Comparing strings from the back?

Tue Sep 4 05:58:08 EDT 2012

Roy Smith <roy at panix.com> writes:

> There's been a bunch of threads lately about string implementations, and 
> that got me thinking (which is often a dangerous thing).
>
> Let's assume you're testing two strings for equality.  You've already 
> done the obvious quick tests (i.e they're the same length), and you're 
> down to the O(n) part of comparing every character.
>
> I'm wondering if it might be faster to start at the ends of the strings 
> instead of at the beginning?  If the strings are indeed equal, it's the 
> same amount of work starting from either end.  But, if it turns out that 
> for real-life situations, the ends of strings have more entropy than the 
> beginnings, the odds are you'll discover that they're unequal quicker by 
> starting at the end.

I guess we all have examples with specific entropy distribution. Going
backwards on long strings can be profitable with file paths. If that is
the case, and if you spend a lot of time comparing strings, why not
store them in reverse?

> It doesn't seem un-plausible that this is the case.  For example, most 
> of the filenames I work with begin with "/home/roy/".  Most of the 
> strings I use as memcache keys have one of a small number of prefixes.  
> Most of the strings I use as logger names have common leading 
> substrings.

In that case I would split the paths, and use some sort of string-id, or
use intern() and then compare components with "is" instead of "==".
(Basically, turning the string of chars into a strings of
ids/ints/pointers.)

> Things like credit card and telephone numbers tend to have much more
> entropy in the trailing digits. On the other hand, hostnames (and thus
> email addresses) exhibit the opposite pattern.

Yes, real-world is a mess.

> Anyway, it's just a thought.  Has anybody studied this for real-life 
> usage patterns?

I've tried the "intern()" trick several times with lists of strings, and
was satisfied, but this was in specific cases (with a finite set of
strings). For "short" strings of chars (up to, say a hundred of
characters), I've never found anything significantly faster than the
default sweep (that was in C/C++, not python). For longer and/or more
structured strings/lists, making use of the structure is a good idea,
but I see no general pattern here (as you note).

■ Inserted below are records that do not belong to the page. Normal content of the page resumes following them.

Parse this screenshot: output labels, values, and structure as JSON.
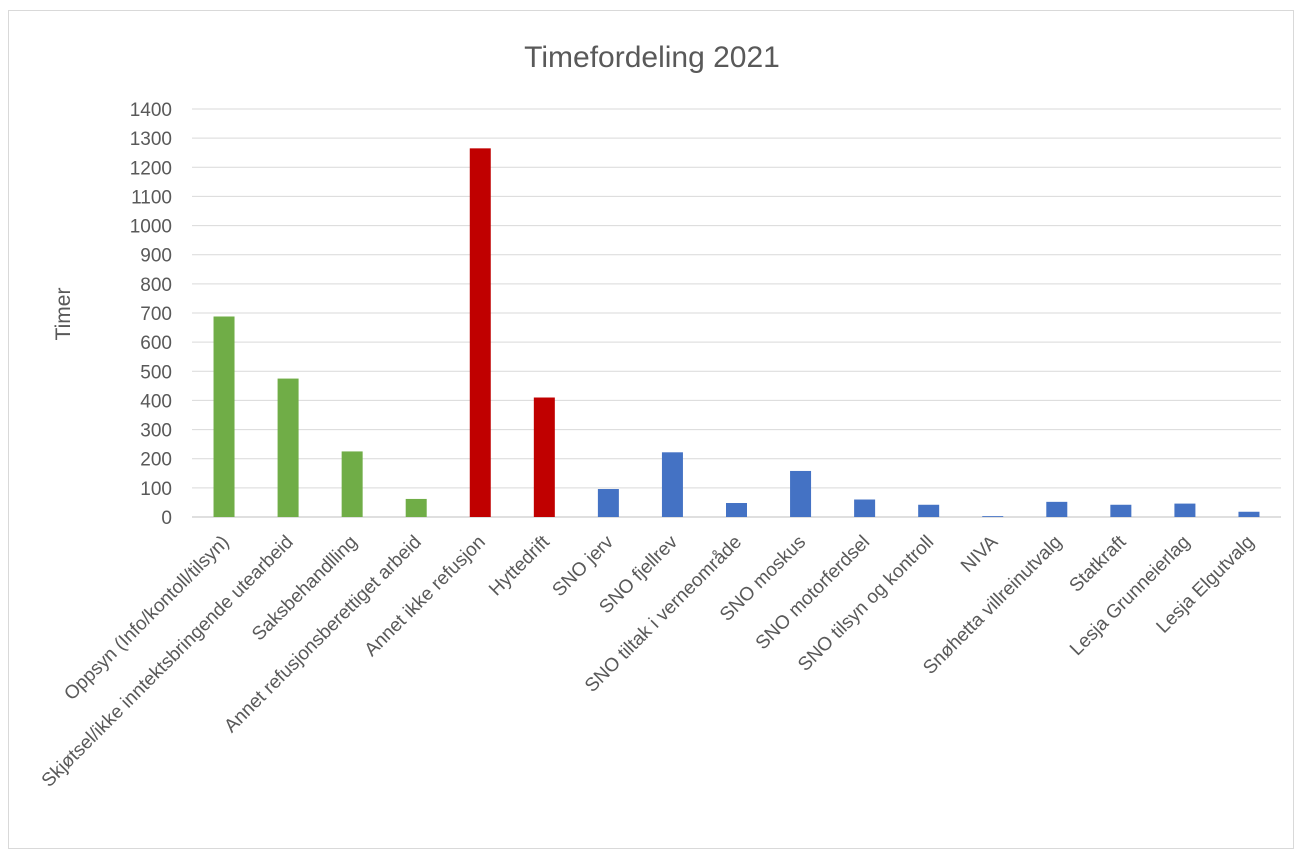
{
  "chart_data": {
    "type": "bar",
    "title": "Timefordeling 2021",
    "xlabel": "",
    "ylabel": "Timer",
    "ylim": [
      0,
      1400
    ],
    "ytick_step": 100,
    "grid": true,
    "legend": "none",
    "categories": [
      "Oppsyn (Info/kontoll/tilsyn)",
      "Skjøtsel/ikke inntektsbringende utearbeid",
      "Saksbehandlling",
      "Annet refusjonsberettiget arbeid",
      "Annet ikke refusjon",
      "Hyttedrift",
      "SNO jerv",
      "SNO fjellrev",
      "SNO tiltak i verneområde",
      "SNO moskus",
      "SNO motorferdsel",
      "SNO tilsyn og kontroll",
      "NIVA",
      "Snøhetta villreinutvalg",
      "Statkraft",
      "Lesja Grunneierlag",
      "Lesja Elgutvalg"
    ],
    "values": [
      688,
      475,
      225,
      62,
      1265,
      410,
      96,
      222,
      48,
      158,
      60,
      42,
      3,
      52,
      42,
      46,
      18
    ],
    "bar_colors": [
      "#70ad47",
      "#70ad47",
      "#70ad47",
      "#70ad47",
      "#c00000",
      "#c00000",
      "#4472c4",
      "#4472c4",
      "#4472c4",
      "#4472c4",
      "#4472c4",
      "#4472c4",
      "#4472c4",
      "#4472c4",
      "#4472c4",
      "#4472c4",
      "#4472c4"
    ]
  }
}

> I'm also not sure how this work with all the possible UCS/UTF encodings.  
> With some of them, you may get the encoding semantics wrong if you don't 
> start from the front.

If you're testing for equality, I can't see how this could matter, even
with variable-length encodings.

If you're comparing different encodings, then you need different access
methods to random characters (but this doesn't affect the algorithm). If
you're using variable-length encoding, e.g., UTF-8, accessing at a
specific position is not possible.

-- Alain.